Page 11 of Heathen

"You didn't need to stay home with her again?" I ask, although I'm grateful she's here for her shift because I just don't have it in me to work another double shift today.

"She's with my mom," she explains. "She came home early from her vacation to watch her so I didn't have to miss another shift."

"Vacation," I muse with a smile. "I wonder what that's like."

She huffs. "Seriously, but I wouldn't call chasing after a boyfriend who took off to California a vacation. Those are Mom's words, not mine."

"Well, hopefully, Ginny feels better soon. I'm going to finish breaking down that canned good display and then I'm off."

Rachel scrunched her nose. "Didn't Mr. Gillis just have you build that the other day?"

"Yep," I say, trying my best not to sound frustrated.

This isn't my business, and no matter how differently I'd do things if it were, I'm not the one who gets to make decisions about it.

"He said it looks weird now that people are buying the items," I explain.

"So you'll break it down and put the products back in the storage room where no one can buy or see them except for their tiny slot on the shelves?"

I pull in a deep, frustrated breath. "Exactly."

"Why not just reconfigure it to accommodate the lower product count?"

"That's a great idea," I tell her with no enthusiasm. "Let me know what he says when you suggest it."

Laughter bubbles out of her throat as she shakes her head. "Not a chance. I need this job."

"Same," I quickly agree. "Have a good shift."

I run to the restroom quickly because I've been at the register for the last several hours without a break. On my way out of the back, I grab the cart to remove the canned goods, already not looking forward to the ache moving so many cans is going to cause in my back.

I've got only half of them down and stacked onto the cart when the tinkle of feminine voices rounding the aisle meets my ears, making me look up.

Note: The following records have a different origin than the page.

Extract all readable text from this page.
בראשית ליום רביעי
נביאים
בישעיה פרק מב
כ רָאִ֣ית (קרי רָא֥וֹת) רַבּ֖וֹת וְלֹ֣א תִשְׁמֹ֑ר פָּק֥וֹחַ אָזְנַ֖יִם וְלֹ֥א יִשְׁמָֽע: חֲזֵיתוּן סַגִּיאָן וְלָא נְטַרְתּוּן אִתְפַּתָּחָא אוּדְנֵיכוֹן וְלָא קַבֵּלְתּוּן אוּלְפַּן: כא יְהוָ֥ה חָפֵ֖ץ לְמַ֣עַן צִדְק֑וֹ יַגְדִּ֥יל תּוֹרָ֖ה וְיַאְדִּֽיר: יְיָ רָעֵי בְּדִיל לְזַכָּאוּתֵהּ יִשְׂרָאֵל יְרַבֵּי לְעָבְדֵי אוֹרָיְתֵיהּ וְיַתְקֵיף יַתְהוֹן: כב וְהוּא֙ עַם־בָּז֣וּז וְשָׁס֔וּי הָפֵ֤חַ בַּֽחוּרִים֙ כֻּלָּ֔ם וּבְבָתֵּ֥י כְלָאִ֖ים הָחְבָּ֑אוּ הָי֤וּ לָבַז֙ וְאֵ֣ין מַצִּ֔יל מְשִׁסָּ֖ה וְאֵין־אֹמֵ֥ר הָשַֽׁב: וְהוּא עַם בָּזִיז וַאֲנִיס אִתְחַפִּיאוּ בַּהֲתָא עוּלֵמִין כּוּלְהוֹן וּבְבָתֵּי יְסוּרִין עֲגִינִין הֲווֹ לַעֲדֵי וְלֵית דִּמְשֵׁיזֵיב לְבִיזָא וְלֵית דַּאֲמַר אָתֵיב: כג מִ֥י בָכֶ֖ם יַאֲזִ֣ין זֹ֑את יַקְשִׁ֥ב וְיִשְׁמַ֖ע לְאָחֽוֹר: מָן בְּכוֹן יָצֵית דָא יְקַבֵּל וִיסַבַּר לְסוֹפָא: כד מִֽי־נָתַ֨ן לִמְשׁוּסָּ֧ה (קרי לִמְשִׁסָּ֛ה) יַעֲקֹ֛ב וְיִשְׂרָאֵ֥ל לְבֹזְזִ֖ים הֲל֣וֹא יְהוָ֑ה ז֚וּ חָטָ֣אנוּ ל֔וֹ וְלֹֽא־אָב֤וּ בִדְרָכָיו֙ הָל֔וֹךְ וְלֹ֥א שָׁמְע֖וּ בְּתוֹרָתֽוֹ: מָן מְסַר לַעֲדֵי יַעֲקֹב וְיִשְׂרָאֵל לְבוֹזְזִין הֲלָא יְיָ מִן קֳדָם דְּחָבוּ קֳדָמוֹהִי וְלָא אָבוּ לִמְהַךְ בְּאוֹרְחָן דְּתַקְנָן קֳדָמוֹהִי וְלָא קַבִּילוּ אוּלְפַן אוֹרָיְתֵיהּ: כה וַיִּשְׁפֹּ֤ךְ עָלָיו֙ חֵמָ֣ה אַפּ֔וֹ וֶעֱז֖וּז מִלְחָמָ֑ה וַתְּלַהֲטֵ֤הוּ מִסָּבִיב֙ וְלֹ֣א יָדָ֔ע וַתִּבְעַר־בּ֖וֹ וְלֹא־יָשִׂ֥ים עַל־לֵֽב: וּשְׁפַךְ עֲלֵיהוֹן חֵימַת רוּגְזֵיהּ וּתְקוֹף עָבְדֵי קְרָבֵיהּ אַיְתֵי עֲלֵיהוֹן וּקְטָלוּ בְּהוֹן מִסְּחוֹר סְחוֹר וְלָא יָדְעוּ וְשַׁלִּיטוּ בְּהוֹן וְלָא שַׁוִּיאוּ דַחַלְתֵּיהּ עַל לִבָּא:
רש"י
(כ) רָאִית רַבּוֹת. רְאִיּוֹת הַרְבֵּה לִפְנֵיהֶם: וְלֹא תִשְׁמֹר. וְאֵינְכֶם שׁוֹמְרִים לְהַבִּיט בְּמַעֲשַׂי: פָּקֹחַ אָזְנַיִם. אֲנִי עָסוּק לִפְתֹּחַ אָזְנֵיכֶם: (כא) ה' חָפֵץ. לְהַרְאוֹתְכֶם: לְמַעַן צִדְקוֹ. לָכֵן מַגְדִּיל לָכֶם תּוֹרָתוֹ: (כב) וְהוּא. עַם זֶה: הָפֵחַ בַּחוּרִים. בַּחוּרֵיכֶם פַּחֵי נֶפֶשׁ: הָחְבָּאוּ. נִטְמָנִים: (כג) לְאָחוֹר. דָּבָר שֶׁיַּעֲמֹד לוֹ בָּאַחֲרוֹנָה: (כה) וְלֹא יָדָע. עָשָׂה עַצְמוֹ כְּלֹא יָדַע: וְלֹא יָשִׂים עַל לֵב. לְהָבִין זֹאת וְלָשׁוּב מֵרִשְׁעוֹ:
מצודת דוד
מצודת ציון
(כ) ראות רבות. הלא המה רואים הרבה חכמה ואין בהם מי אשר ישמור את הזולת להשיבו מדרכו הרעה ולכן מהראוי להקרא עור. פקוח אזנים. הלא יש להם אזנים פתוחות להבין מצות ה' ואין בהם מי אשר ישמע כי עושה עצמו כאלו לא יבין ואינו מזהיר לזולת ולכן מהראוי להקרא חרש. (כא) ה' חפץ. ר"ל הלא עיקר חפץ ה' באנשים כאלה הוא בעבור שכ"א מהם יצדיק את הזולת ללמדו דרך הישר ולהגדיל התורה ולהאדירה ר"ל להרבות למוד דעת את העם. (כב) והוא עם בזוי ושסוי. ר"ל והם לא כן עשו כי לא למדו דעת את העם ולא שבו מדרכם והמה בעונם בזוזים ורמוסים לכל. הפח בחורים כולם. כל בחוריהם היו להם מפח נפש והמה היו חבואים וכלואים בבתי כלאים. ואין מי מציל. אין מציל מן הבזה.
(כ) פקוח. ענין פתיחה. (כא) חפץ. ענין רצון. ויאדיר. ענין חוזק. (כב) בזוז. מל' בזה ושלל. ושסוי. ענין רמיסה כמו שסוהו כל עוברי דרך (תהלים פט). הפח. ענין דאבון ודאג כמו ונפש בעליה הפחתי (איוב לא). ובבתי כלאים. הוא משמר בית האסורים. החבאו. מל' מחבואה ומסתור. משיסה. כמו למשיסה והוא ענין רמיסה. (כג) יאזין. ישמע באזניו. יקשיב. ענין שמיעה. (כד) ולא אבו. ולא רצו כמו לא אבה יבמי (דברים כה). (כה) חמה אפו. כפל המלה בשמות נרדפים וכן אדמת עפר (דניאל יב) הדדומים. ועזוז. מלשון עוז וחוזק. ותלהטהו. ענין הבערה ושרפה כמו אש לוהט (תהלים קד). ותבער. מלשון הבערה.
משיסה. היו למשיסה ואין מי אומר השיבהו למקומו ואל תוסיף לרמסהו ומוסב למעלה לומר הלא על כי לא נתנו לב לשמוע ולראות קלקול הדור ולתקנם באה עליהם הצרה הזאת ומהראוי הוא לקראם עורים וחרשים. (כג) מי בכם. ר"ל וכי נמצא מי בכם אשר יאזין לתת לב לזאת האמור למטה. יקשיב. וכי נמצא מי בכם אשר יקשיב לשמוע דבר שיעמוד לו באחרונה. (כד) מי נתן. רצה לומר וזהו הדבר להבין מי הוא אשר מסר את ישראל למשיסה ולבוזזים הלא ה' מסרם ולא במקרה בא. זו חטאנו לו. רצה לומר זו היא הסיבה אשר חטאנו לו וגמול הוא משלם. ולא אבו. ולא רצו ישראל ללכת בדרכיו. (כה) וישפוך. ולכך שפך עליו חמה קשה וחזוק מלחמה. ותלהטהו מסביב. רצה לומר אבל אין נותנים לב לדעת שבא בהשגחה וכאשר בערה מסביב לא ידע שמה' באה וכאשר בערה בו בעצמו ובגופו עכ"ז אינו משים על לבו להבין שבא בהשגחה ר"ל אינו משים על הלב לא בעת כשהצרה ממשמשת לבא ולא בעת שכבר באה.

Although there are two new faces, I recognize the small group of Russian women, including the same one I spoke with mere days ago.

Instead of smiling at me as she has done in the past, she frowns as if already annoyed that she'll have to deal with me again today.

"Good afternoon, ladies," I say as I place a can on the cart and approach them before they can walk away as if they didn't see me standing there. "Where's Alena?"

Several of the women look at each other rather than looking at me.

"Where. Is. Alena?" I ask again, breaking the question down even though I know the one looking right at me has spoken English before.

She mutters something in Russian before leading the group of women away.

Frustration grows thick inside of me, and I know how ridiculous that is. I don't even know Alena's last name, but I do know she has always been kind to me. She had been coming to this grocery store twice a week for months before suddenly she was no longer around. It concerns me.

I finish loading the cart and sweep up the floor where the display was before pushing the cart back to the storage room and stacking the cans on the shelf to clear the cart. We only have one stocking cart in this entire store, and I know someone will probably need it later.

I clock out and pull my apron off over my head, waving at Rachel who is checking out another elderly woman as I leave the store.

The heat hits me the second I walk outside. The weather in Vegas is temperamental at best. We wake up to temperatures in the fifties and sixties, and by midafternoon we're inching upto the upper eighties. It feels sweltering after being in the back room of the store.

I swipe my arm across my forehead, as I walk to my car.

I'll be the first person to tell people that I have no life. My one friend, Morgan, gives me a hard time about it all the time. I don't know why I skipped the whole go-out-and-party part of my early twenties, but now at twenty-six, I just have no desire to spend my hard-earned money on drinks and partying.

Morgan assures me that a short dress and a quick smile will have men falling at my feet to buy all the drinks I could ever consume, but I hate the expectations that men have once they've dropped a ten-dollar bill on the bar top, as if a drink is worth a night rolling around in hotel sheets.